| From RomanceJunkies.com|
Jul 1, 2008 - 6:04:17 PM
More lighthearted than Suzanne Brockmann’s famous Troubleshooters series, Body Language is a sweet, poignant story of unacknowledged love. Clint McCade and Sandy Kirk have been friends since grade school, and have secretly loved each other for many years.
Sandy has always yearned for the stability that she didn't have as a child. Clint loves the globetrotting nature of being a freelance camera man. The differences in their lifestyles lead them to believe that they cannot be compatible together so they have remained close friends despite long periods of absence due to Clint’s career.
After years of travel, Clint recognizes that he is missing a big part of his life, and realizes that what he needs is
Sandy on a permanent basis. He arrives at her condo late one night ready to confess his feelings. He finds a warm, friendly welcome and
Sandy's confession that she is in love with another man the lawyer and right-hand man to the politician whose documentary she is currently filming.
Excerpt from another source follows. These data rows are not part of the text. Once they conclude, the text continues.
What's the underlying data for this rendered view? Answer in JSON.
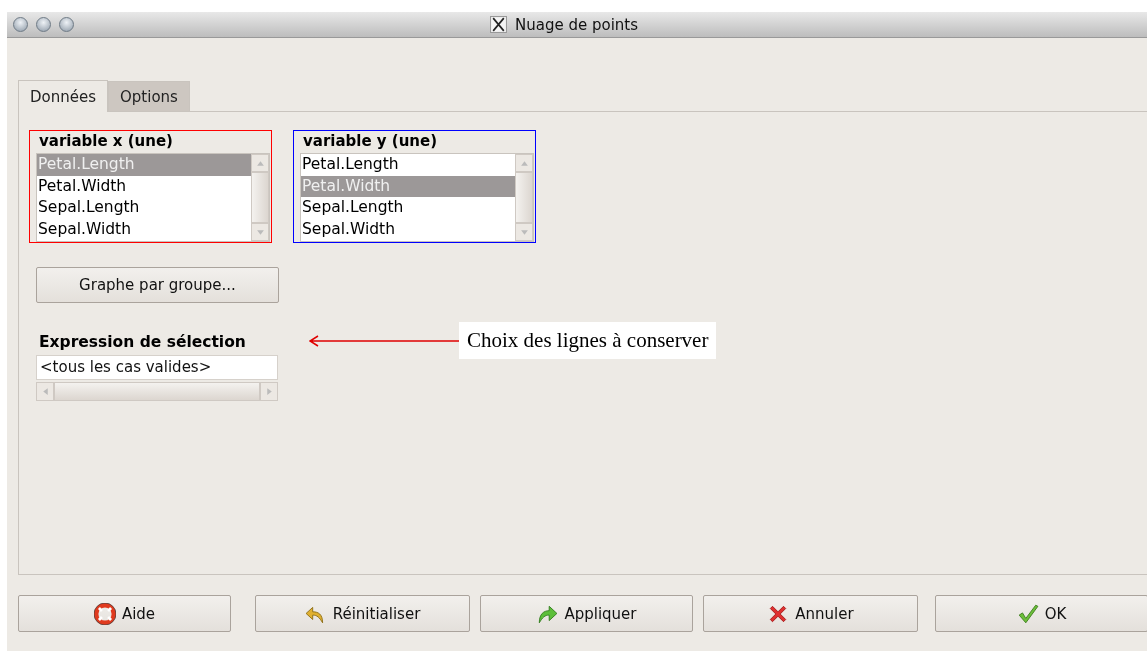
{
  "window": {
    "title": "Nuage de points"
  },
  "tabs": [
    {
      "label": "Données",
      "selected": true
    },
    {
      "label": "Options",
      "selected": false
    }
  ],
  "lists": [
    {
      "label": "variable x (une)",
      "color": "#ff0000",
      "items": [
        {
          "text": "Petal.Length",
          "selected": true
        },
        {
          "text": "Petal.Width",
          "selected": false
        },
        {
          "text": "Sepal.Length",
          "selected": false
        },
        {
          "text": "Sepal.Width",
          "selected": false
        }
      ]
    },
    {
      "label": "variable y (une)",
      "color": "#0000ff",
      "items": [
        {
          "text": "Petal.Length",
          "selected": false
        },
        {
          "text": "Petal.Width",
          "selected": true
        },
        {
          "text": "Sepal.Length",
          "selected": false
        },
        {
          "text": "Sepal.Width",
          "selected": false
        }
      ]
    }
  ],
  "group_button": "Graphe par groupe...",
  "selection": {
    "label": "Expression de sélection",
    "value": "<tous les cas valides>"
  },
  "annotation": {
    "text": "Choix des lignes à conserver"
  },
  "buttons": [
    {
      "label": "Aide",
      "kind": "help"
    },
    {
      "label": "Réinitialiser",
      "kind": "reset"
    },
    {
      "label": "Appliquer",
      "kind": "apply"
    },
    {
      "label": "Annuler",
      "kind": "cancel"
    },
    {
      "label": "OK",
      "kind": "ok"
    }
  ]
}
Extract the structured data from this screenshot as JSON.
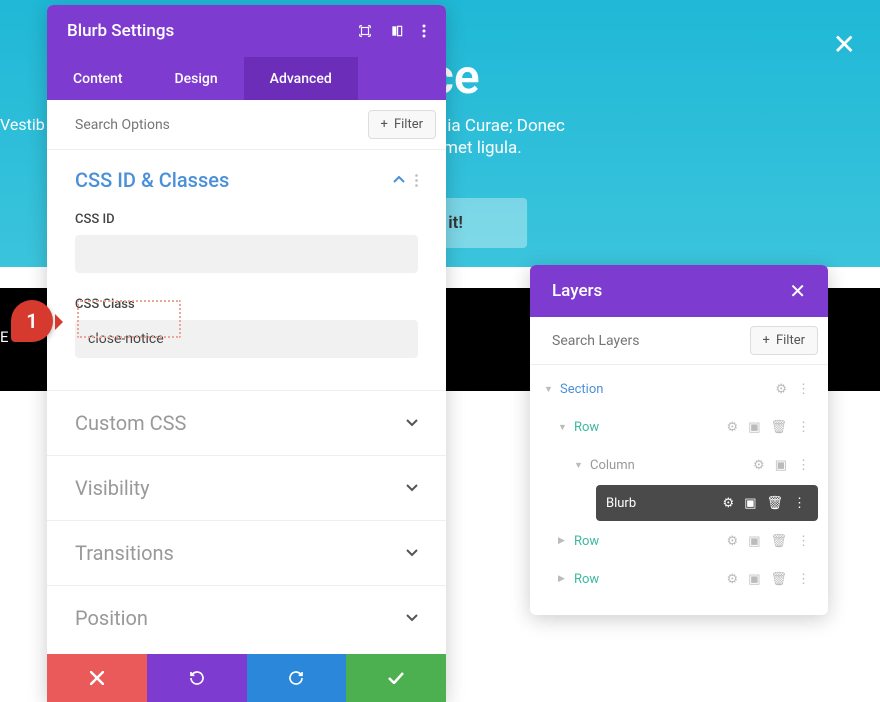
{
  "bg": {
    "title_fragment": "tice",
    "line1": "ces posuere cubilia Curae; Donec",
    "line2": "corper sit amet ligula.",
    "side": "Vestib",
    "button": "Got it!",
    "darkbar": "E"
  },
  "panel": {
    "title": "Blurb Settings",
    "tabs": {
      "content": "Content",
      "design": "Design",
      "advanced": "Advanced"
    },
    "search_placeholder": "Search Options",
    "filter_label": "Filter",
    "section1": {
      "title": "CSS ID & Classes",
      "css_id_label": "CSS ID",
      "css_id_value": "",
      "css_class_label": "CSS Class",
      "css_class_value": "close-notice"
    },
    "collapsed": {
      "custom_css": "Custom CSS",
      "visibility": "Visibility",
      "transitions": "Transitions",
      "position": "Position"
    }
  },
  "callout": {
    "num": "1"
  },
  "layers": {
    "title": "Layers",
    "search_placeholder": "Search Layers",
    "filter_label": "Filter",
    "items": {
      "section": "Section",
      "row1": "Row",
      "column": "Column",
      "blurb": "Blurb",
      "row2": "Row",
      "row3": "Row"
    }
  }
}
Brockmann calls this story her modern version of Pygmalion (My Fair Lady), and it manages to be just as entertaining as the original. Clint soon finds that even though Sandy is in love, her target, James Vandenberg, doesn’t yet know of her interest. Clint takes it upon himself to teach her the ropes of “courting” by introducing her to the delights of the game of body language. He hopes to confess his feelings for
Sandy somewhere between her lessons in attracting the opposite sex. The story is fun and interesting with just enough tension between the two would-be suitors to add some spice. Clint and Sandy are engaging and likable. Their interactions illustrate their deep friendship as well as the stewing desire they share. The feelings that they have cultivated over fifteen years of close friendship grow into a sweet and compelling story of love that is a pleasure to read. This is a reissue of a Bantam Loveswept book that was published in May 1998.